Lo "splash" di Jacquemus alle Hawaii Lo show più Jacquemus-iano di sempre?
Una lunga passerella di legno che si estende sulle sabbie di Moli’i Gardens, a nord di Ohau. Il sole che tramonta nel Pacifico, le palme, l’assoluta e serafica quiete. Lo show di Jacquemus alle Hawaii, di cui il pubblico ha seguito lo svolgimento quasi in tempo reale (incluso un improvviso acquazzone che ha creato un ritardo ma anche permesso ai vari ospiti e modelli di scattare molte e suggestive foto per Instagram) è stato, in linea col suo nome ufficiale, un vero le splash. Lo show è stato, in effetti, una specie di spin-off della campagna scattata per Jacquemus da Tom Kneller sull’isola ma è stato anche fortemente voluto da Simon Porte Jacquemus che «desiderava visitare le isole da lungo tempo». Prima dello show effettivo, almeno dall’emisfero del mondo in cui ci troviamo, è giunta voce del suo incredibile after party sulla spiaggia, le cui foto sono state condivise in un reportage di Vogue in tutta la loro Jacquemus-iana gloria. Sempre prima di vedere la collezione effettiva, il pubblico ha anche visto l’eclettica lista di personalità invitate, per ragioni di distanza geografica e sostenibilità, dall’area Sud-Pacifica e dagli Stati Uniti e che includeva SZA, Jennie Kim delle Blackpink, Amine, Nicole Scherzinger, Daniel Caesar, Don Toliver oltre che celebrity delle Hawaii come Evan Mock, Bretman Rock, Mahina Florence e Ha’a Keaulana.

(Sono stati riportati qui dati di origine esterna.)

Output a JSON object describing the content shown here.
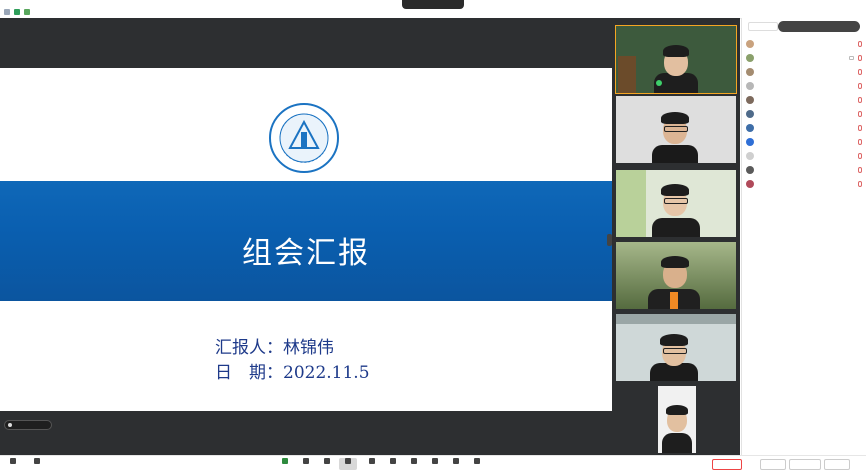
{
  "window": {
    "title": ""
  },
  "top_right": {
    "items": [
      "",
      "",
      "",
      ""
    ]
  },
  "slide": {
    "title": "组会汇报",
    "reporter_label": "汇报人：",
    "reporter_name": "林锦伟",
    "date_label": "日　期：",
    "date_value": "2022.11.5",
    "band_color": "#0b62b3"
  },
  "share_pill": {
    "label": ""
  },
  "gallery": {
    "tiles": [
      {
        "name": "",
        "active": true
      },
      {
        "name": ""
      },
      {
        "name": ""
      },
      {
        "name": ""
      },
      {
        "name": ""
      },
      {
        "name": ""
      }
    ]
  },
  "participants_panel": {
    "search_placeholder": "",
    "notice": "",
    "participants": [
      {
        "name": "",
        "avatar_color": "#c9a27e"
      },
      {
        "name": "",
        "avatar_color": "#8aa06b"
      },
      {
        "name": "",
        "avatar_color": "#a48c70"
      },
      {
        "name": "",
        "avatar_color": "#b7b7b7"
      },
      {
        "name": "",
        "avatar_color": "#7d6a5d"
      },
      {
        "name": "",
        "avatar_color": "#4f6b8a"
      },
      {
        "name": "",
        "avatar_color": "#3e6ea8"
      },
      {
        "name": "",
        "avatar_color": "#2f6fd6"
      },
      {
        "name": "",
        "avatar_color": "#cfcfcf"
      },
      {
        "name": "",
        "avatar_color": "#5a5a5a"
      },
      {
        "name": "",
        "avatar_color": "#b04a5a"
      }
    ]
  },
  "toolbar": {
    "items": [
      {
        "label": "",
        "icon": "mic-icon"
      },
      {
        "label": "",
        "icon": "video-icon"
      },
      {
        "label": "",
        "icon": "share-screen-icon"
      },
      {
        "label": "",
        "icon": "security-icon"
      },
      {
        "label": "",
        "icon": "invite-icon"
      },
      {
        "label": "",
        "icon": "members-icon"
      },
      {
        "label": "",
        "icon": "chat-icon"
      },
      {
        "label": "",
        "icon": "record-icon"
      },
      {
        "label": "",
        "icon": "reaction-icon"
      },
      {
        "label": "",
        "icon": "apps-icon"
      },
      {
        "label": "",
        "icon": "layout-icon"
      },
      {
        "label": "",
        "icon": "settings-icon"
      }
    ],
    "end_button": "",
    "panel_buttons": [
      "",
      "",
      ""
    ]
  }
}
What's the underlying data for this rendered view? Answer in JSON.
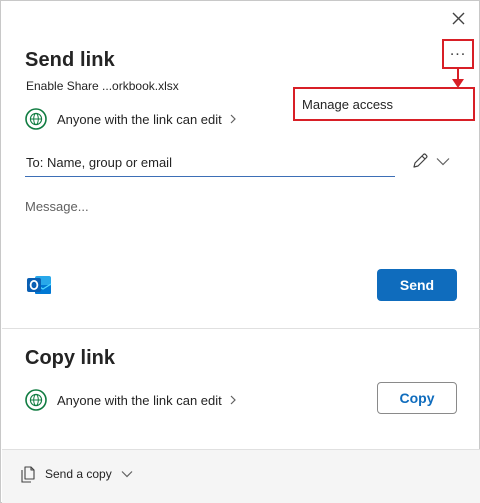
{
  "dialog": {
    "close_label": "×"
  },
  "send_link": {
    "title": "Send link",
    "filename": "Enable Share ...orkbook.xlsx",
    "more_options": "...",
    "menu": {
      "manage_access": "Manage access"
    },
    "permission": "Anyone with the link can edit",
    "to_placeholder": "To: Name, group or email",
    "message_placeholder": "Message...",
    "send_label": "Send"
  },
  "copy_link": {
    "title": "Copy link",
    "permission": "Anyone with the link can edit",
    "copy_label": "Copy"
  },
  "footer": {
    "send_copy_label": "Send a copy"
  },
  "colors": {
    "accent": "#0f6cbd",
    "annotation_red": "#d81f26",
    "globe_green": "#107c41",
    "outlook_blue": "#0a5fb3"
  }
}
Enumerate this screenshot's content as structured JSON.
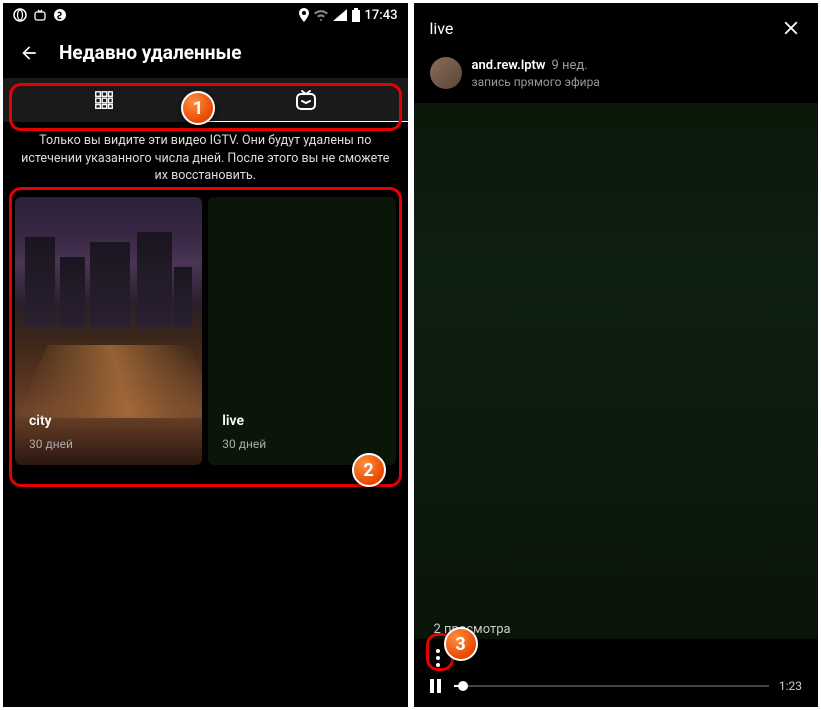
{
  "statusbar": {
    "time": "17:43"
  },
  "left": {
    "headerTitle": "Недавно удаленные",
    "infoText": "Только вы видите эти видео IGTV. Они будут удалены по истечении указанного числа дней. После этого вы не сможете их восстановить.",
    "cards": [
      {
        "title": "city",
        "days": "30 дней"
      },
      {
        "title": "live",
        "days": "30 дней"
      }
    ]
  },
  "right": {
    "title": "live",
    "username": "and.rew.lptw",
    "weeks": "9 нед.",
    "subtitle": "запись прямого эфира",
    "viewsText": "2 просмотра",
    "duration": "1:23"
  },
  "badges": {
    "b1": "1",
    "b2": "2",
    "b3": "3"
  }
}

Arrivato a questo punto della sua vita, essendo un brand ormai già stabilito, Jacquemus ha raccolto in uguale misura ammiratori e detrattori. E questo show ha mostrato come ormai, nella moda, esistano sempre più profonde spaccature tra una moda disimpegnata ed escapistica e una impegnata e missionaria, tra una moda avant-garde e “difficile” e una indossabile e “facile”. Coloro che pretendono che la moda possa essere soltanto una cosa, che giudicano etica e intenzioni prima dei vestiti, e che nel valutare una collezione ne cassano sbrigativamente i prodotti paragonandoli a quelli di brand controversi e di qualità molto più bassa, potrebbero forse scendere dal loro alto destriero e abbandonare il loro atteggiamento un po’ blasé di cui al mondo, oggi, non c’è davvero bisogno. La moda non è solo politica, né impegno – la moda può essere anche una gita in spiaggia, la storia di un viaggio, l’atmosfera remota di un arcipelago dalla bellezza mitologica. Fa tutto parte della narrativa di un brand di moda – che non è un ente di beneficienza no-profit (anche se il brand ha condiviso multipli link dedicati alle donazioni per la guerra in Ucraina), né un’istituzione culturale tenuta a pontificare sul mondo e sulla società. Abiti e accessori di lusso sono beni voluttuari, non bisogna dimenticarlo. E dunque ben venga l’escapismo. L’intellettualismo, dopo tutto, è il veleno dell’arte.